MANILA, Philippines — The Philippine economy likely grew at a faster pace of 5.6 percent in the second quarter compared to the previous quarter, amid low inflation and higher employment figures, according to the University of Asia and the Pacific (UA&P).
“We think GDP (gross domestic product) will accelerate to 5.6 percent year-on-year in Q2 from 5.4 percent in the prior quarter,” UA&P said in its latest The Market Call report.
While the growth forecast for the second quarter is higher than the first quarter growth turnout, it is lower than what UA&P projected earlier.
Last month, UA&P said it expects the Philippine economy to post at least six percent growth in the second quarter.
UA&P said growth in the second quarter is expected to be supported by below target inflation and higher employment that would enable consumers to spend more.

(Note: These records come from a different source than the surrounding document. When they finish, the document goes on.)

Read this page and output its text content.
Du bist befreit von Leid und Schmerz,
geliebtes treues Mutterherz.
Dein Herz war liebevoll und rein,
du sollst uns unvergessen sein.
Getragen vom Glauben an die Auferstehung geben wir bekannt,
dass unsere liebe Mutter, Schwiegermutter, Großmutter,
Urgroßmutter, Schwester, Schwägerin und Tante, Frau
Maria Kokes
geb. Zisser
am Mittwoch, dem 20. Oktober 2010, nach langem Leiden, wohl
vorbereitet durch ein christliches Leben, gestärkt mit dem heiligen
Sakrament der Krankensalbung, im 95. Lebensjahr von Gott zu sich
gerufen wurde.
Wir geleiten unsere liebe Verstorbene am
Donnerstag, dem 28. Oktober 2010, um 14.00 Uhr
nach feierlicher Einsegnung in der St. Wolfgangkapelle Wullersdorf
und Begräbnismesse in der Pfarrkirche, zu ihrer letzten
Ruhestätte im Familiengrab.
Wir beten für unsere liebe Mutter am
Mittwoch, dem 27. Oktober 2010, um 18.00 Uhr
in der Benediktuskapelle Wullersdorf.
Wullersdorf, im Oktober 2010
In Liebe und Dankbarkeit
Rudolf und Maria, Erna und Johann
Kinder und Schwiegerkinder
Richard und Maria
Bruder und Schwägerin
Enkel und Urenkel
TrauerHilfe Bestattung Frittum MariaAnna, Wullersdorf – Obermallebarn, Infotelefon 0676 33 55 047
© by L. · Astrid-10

Headline inflation eased for the fourth straight month to 1.3 percent in May as utility costs posted slower increases.
Inflation averaged 1.9 percent from January to May, below the government’s two to four percent target range for the year.
Despite a likely transitory surge in crude oil prices in June due to heightened Israel-Iran conflict, UA&P said it expects full-year inflation at 2.2 percent, within the government’s target.
Earlier, economists said that escalating conflict in the Middle East could disrupt global oil supply and drive up prices, and as a result, reverse the country’s gains in price stability through higher prices of goods and services.
In terms of employment, latest data from the Philippine Statistics Authority showed that the number of employed Filipinos rose to 48.67 million in April from 48.02 million in March.
UA&P said infrastructure spending is also expected to support growth in the second quarter.
“We think NG (national government) will ramp up spending once again starting June as the election stoppages would have ended,” UA&P said.
It also said the performance of the external sector is expected to improve mildly and help lift domestic demand growth.
Following the move of the Bangko Sentral ng Pilipinas (BSP) to reduce the key policy rate by 25 basis points to 5.25 percent at its June 19 meeting, UA&P said it expects another rate cut in the third quarter “if crude oil prices prove transitory or moderate.”
In a separate report, GlobalSource Partners country analyst Diwa Guinigundo said that the relatively weak economic growth performance in the first quarter could be supported by dovish or loose monetary policy.
“With its nimble performance in terms of assessment and appropriate action, the BSP is expected to deliver another rate cut in the second half of 2025, actual data permitting,” Guinigundo said.
The Philippine government has set a six to eight percent GDP growth target for the year.
To attain the lower end of the growth target, the economy will need to grow by 6.2 percent in the remaining three quarters.